The cold seeped through the quilt and to my skin, and I knew it was just because of the draft in the house. That was when I turned my head and I saw him, lying beside me, staring up at the ceiling. He heard the rustle of the quilt as I turned my head to stare at him. Edward (It still stung to think his name…or say it for that matter…) turned to stare at me, his shadowy eyes burning into mine. I reached a hand to touch his face hesitantly, afraid he would reject me. To my surprise, his fingers wrapped around my wrist and pushed my hand harder against his face. I felt the cool eyelid and examined his dark shadows.

“I’m not thirsty, honestly.” Edward said finally, seeing my reluctance to touch him, misinterpreting it as fear for his black irises.

“Why are you back?” I said, sounding dazed and disoriented.
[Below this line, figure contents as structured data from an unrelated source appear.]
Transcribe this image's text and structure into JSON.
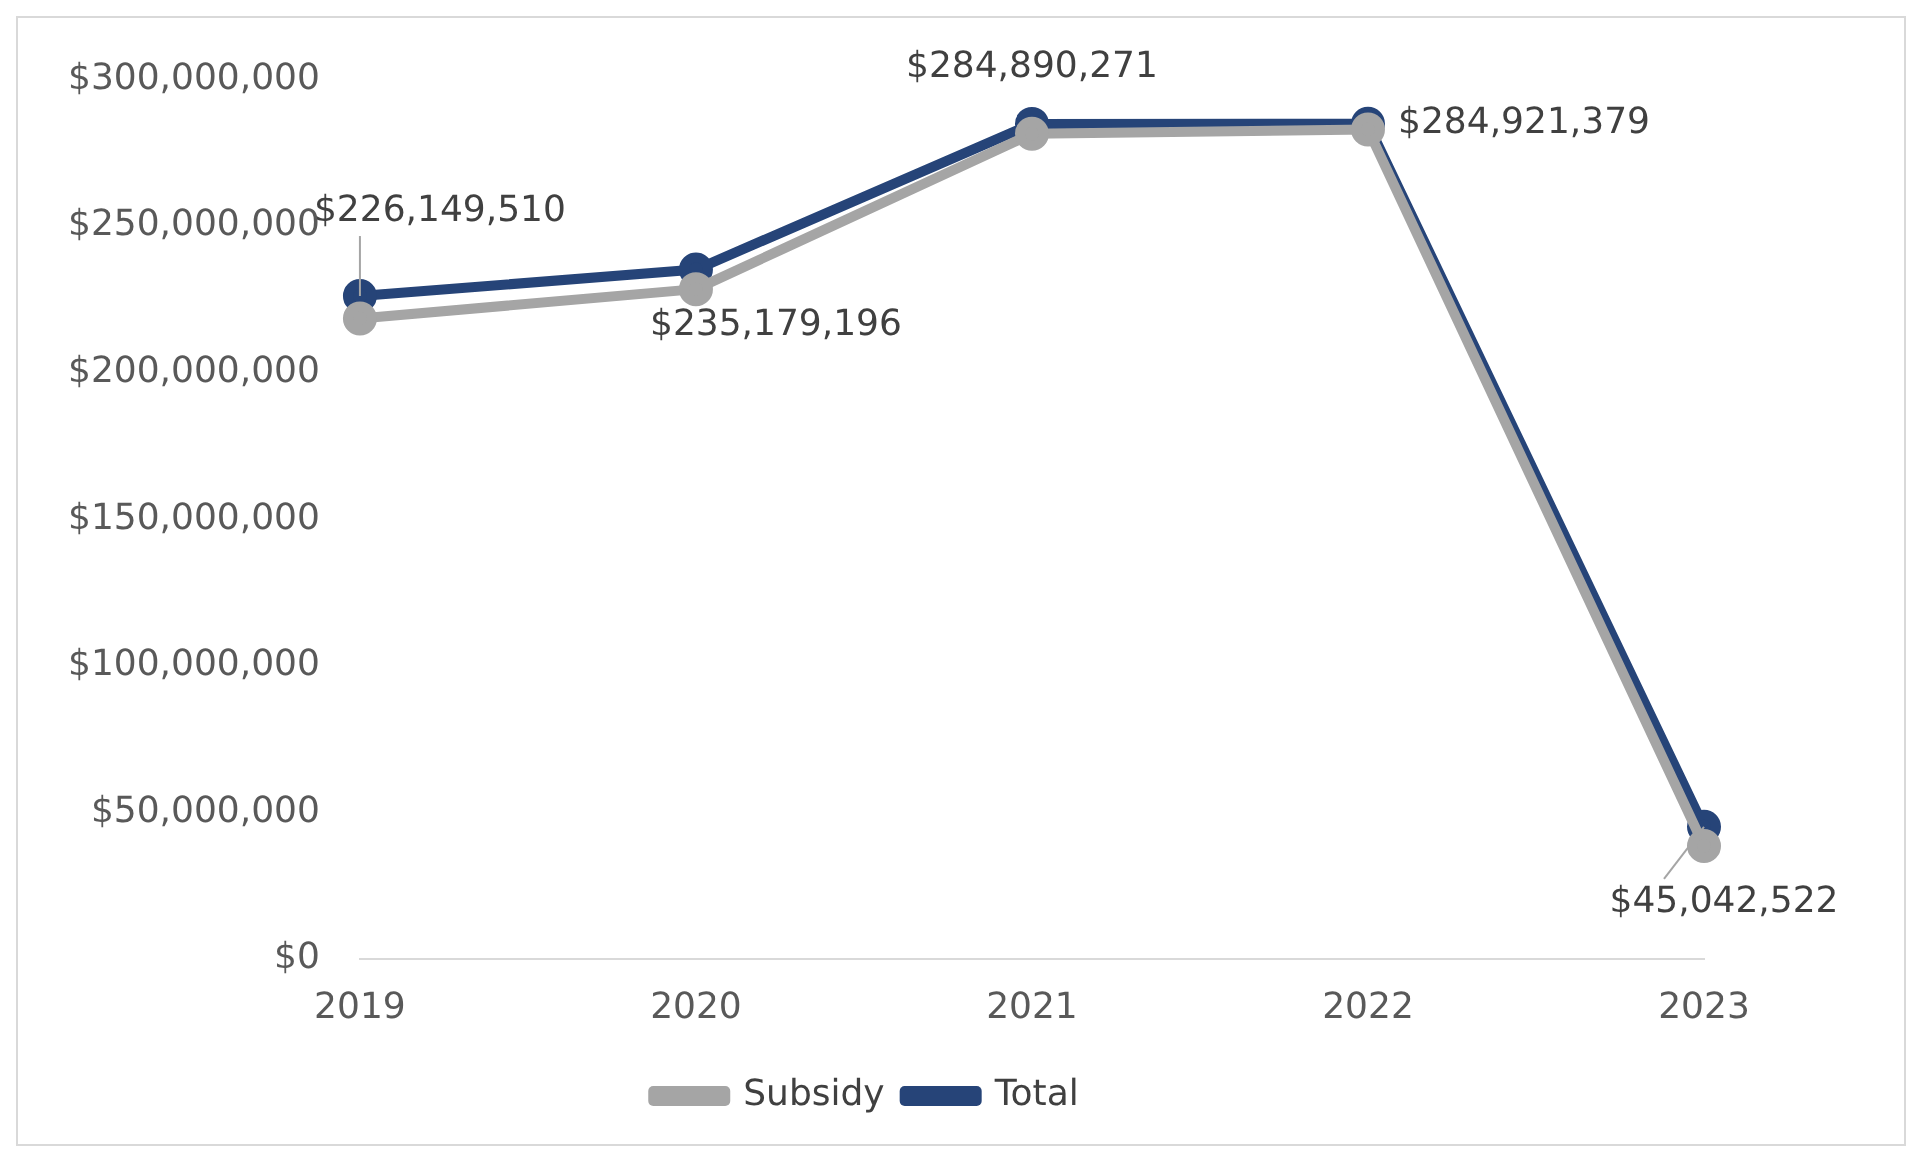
{
  "chart_data": {
    "type": "line",
    "categories": [
      "2019",
      "2020",
      "2021",
      "2022",
      "2023"
    ],
    "series": [
      {
        "name": "Subsidy",
        "color": "#a5a5a5",
        "values": [
          218500000,
          228500000,
          281500000,
          283000000,
          38500000
        ]
      },
      {
        "name": "Total",
        "color": "#264478",
        "values": [
          226149510,
          235179196,
          284890271,
          284921379,
          45042522
        ],
        "value_labels": [
          "$226,149,510",
          "$235,179,196",
          "$284,890,271",
          "$284,921,379",
          "$45,042,522"
        ]
      }
    ],
    "ylim": [
      0,
      300000000
    ],
    "yticks": [
      {
        "value": 0,
        "label": "$0"
      },
      {
        "value": 50000000,
        "label": "$50,000,000"
      },
      {
        "value": 100000000,
        "label": "$100,000,000"
      },
      {
        "value": 150000000,
        "label": "$150,000,000"
      },
      {
        "value": 200000000,
        "label": "$200,000,000"
      },
      {
        "value": 250000000,
        "label": "$250,000,000"
      },
      {
        "value": 300000000,
        "label": "$300,000,000"
      }
    ],
    "legend": "bottom",
    "marker": "circle",
    "line_style": "solid"
  }
}
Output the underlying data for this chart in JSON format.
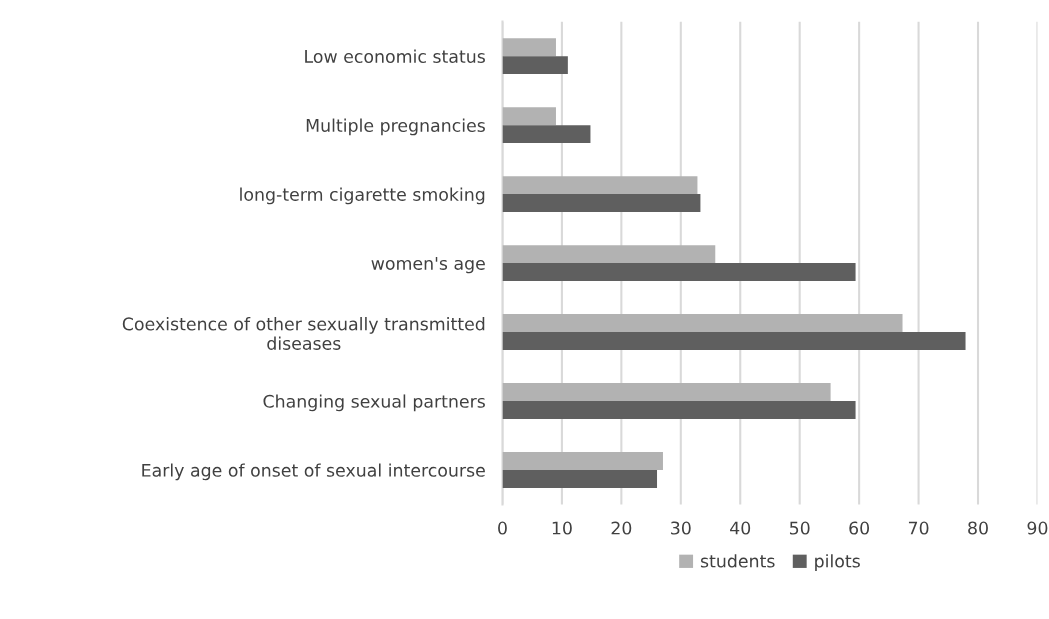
{
  "chart_data": {
    "type": "bar",
    "orientation": "horizontal",
    "categories": [
      "Low economic status",
      "Multiple pregnancies",
      "long-term cigarette smoking",
      "women's age",
      "Coexistence of other sexually transmitted diseases",
      "Changing sexual partners",
      "Early age of onset of sexual intercourse"
    ],
    "series": [
      {
        "name": "students",
        "color": "#b2b2b2",
        "values": [
          9,
          9,
          32.8,
          35.8,
          67.3,
          55.2,
          27
        ]
      },
      {
        "name": "pilots",
        "color": "#5f5f5f",
        "values": [
          11,
          14.8,
          33.3,
          59.4,
          77.9,
          59.4,
          26
        ]
      }
    ],
    "xlim": [
      0,
      90
    ],
    "xticks": [
      0,
      10,
      20,
      30,
      40,
      50,
      60,
      70,
      80,
      90
    ],
    "grid": "x",
    "legend": "bottom"
  }
}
“I’m not quite sure myself.” Edward’s gaze shifted from me and he stared off into space, his hand still wrapped around my wrist. I assumed his next action would be to duck out of that window, to leave again. The partially healed hole in my chest threatened to rip itself open again. My muscles grew rigid, and Edward noticed the sudden stiffening. “I think it was because I needed to see you again…” He said, trailing off. “Why did you jump off that cliff?” He switched topics so briskly I found myself unable to answer his question. I did not want to give the real reason why I jumped, knowing that if he just left again, my suicidal action would’ve gone to waste, if he did not stay otherwise.

“I… don’t know.” I said, answering to the best of my ability. Edward touched my face, electric currents shooting through my skin, and I prayed that I was not dreaming. I wanted this to be real, to actually be lying next to Edward, to have his icy skin actually against my skin… Then Edward shifted away from me, no longer in contact. “Are you going to leave again now?” I asked suddenly.

Edward glanced at me and his lips parted as he began to speak.